Pluto
The
@stro object for the week of 01/24/2000
image
courtesy of STSI/HST
Pluto. Pluto
is our solar system's ninth planet and is named after the Roman
god of the underworld. Pluto is a small rocky body whose planetary
status in recent years has been questioned. Some astronomers wish
to classify it as a large minor planet (or asteroid) rather than
a planet. They have a case, but it was considered a planet since
its discovery and will likely remain so. Pluto, which has a diameter
of 2274km, is orbited by its own moon named Charon. Pluto is the
only planet in the solar system that has not yet been visited by
space probes.
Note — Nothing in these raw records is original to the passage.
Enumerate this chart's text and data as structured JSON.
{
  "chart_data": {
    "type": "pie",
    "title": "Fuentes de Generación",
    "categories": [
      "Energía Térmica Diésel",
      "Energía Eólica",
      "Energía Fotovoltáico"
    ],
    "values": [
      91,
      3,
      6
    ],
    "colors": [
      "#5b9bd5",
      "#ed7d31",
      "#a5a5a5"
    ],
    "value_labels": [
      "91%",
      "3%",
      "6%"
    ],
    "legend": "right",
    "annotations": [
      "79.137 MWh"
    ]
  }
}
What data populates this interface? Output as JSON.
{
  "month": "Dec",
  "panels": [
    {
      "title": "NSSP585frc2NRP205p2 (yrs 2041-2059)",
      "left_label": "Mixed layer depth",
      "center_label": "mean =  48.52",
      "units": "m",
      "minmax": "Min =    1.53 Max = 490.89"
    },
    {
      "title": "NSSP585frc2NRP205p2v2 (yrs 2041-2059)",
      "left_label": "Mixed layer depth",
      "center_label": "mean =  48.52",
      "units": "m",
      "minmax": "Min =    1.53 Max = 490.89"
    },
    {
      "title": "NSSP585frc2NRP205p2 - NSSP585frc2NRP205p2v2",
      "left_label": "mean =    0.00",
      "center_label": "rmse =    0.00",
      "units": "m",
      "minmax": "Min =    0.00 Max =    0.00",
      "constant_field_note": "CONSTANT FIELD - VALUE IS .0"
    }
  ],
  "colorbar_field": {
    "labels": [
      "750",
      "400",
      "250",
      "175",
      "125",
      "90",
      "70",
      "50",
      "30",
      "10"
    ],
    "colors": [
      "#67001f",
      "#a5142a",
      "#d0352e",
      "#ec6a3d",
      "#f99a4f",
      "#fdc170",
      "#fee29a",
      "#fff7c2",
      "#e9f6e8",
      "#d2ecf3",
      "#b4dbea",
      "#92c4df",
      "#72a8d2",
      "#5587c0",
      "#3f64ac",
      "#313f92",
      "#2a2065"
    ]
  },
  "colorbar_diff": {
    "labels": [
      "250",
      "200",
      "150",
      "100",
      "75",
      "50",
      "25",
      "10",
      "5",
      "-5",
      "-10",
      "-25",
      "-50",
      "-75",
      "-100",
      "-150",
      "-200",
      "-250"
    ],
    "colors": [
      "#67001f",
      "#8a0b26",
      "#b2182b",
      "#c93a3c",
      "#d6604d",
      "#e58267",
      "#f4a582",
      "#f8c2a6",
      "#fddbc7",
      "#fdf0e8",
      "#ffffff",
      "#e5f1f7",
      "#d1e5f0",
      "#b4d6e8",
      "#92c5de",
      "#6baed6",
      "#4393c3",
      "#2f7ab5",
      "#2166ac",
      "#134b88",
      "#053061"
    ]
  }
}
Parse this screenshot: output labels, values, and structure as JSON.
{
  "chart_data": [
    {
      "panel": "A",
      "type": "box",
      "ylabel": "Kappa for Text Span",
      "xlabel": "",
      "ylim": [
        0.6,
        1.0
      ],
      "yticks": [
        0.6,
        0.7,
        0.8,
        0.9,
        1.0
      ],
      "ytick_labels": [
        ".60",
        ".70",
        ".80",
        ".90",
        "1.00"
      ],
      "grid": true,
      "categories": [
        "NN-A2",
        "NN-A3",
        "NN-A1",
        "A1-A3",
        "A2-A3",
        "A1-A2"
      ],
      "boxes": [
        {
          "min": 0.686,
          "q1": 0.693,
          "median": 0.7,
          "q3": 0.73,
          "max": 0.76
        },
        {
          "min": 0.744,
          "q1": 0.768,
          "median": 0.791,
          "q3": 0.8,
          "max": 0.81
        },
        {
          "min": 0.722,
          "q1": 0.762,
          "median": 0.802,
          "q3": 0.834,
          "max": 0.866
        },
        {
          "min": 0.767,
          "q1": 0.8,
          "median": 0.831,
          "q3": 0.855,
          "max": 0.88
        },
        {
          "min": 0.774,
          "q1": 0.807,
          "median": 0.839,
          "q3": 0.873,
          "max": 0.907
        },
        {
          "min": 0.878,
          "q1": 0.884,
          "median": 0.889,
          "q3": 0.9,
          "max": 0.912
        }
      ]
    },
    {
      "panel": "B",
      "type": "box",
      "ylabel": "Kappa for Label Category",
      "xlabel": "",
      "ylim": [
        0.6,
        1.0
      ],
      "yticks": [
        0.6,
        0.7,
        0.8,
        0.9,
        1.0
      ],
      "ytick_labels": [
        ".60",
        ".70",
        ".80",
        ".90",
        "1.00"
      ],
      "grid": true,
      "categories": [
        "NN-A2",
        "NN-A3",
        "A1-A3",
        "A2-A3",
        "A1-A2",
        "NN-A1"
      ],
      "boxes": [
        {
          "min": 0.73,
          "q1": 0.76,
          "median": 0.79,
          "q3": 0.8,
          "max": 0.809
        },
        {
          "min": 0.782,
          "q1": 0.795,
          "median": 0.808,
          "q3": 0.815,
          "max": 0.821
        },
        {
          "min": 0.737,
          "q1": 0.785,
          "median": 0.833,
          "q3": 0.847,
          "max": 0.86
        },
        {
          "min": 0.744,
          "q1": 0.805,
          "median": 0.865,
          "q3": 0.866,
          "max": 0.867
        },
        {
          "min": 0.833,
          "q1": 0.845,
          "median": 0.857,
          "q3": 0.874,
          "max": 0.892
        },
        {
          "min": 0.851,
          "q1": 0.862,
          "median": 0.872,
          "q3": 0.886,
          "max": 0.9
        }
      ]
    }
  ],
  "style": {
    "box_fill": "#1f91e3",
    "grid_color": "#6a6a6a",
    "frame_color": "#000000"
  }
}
It rotates in about 6.3 days, has an orbital distance
from the Sun of 39 A.U. and takes about 248 years to complete one
orbit.
Discovered by
the late Clyde Tombaugh at the Lowell observatory in 1930, Pluto
is by far smaller than any of the other planets and is even smaller
than Earth's Moon. The search for Pluto
resulted from a discovery (which was later proven errant) that Neptune's
orbit had perturbations that couldn't be accounted for and a planetary
mass even farther than Neptune had to exist. This led to the search
that eventually turned up Pluto, even though Pluto's mass was later
found to be too small to account for the error. The real error came
from the original calculations for Neptune's mass, and if new figures
from Voyager 2 are used, the error in Neptune's orbit is non-existent.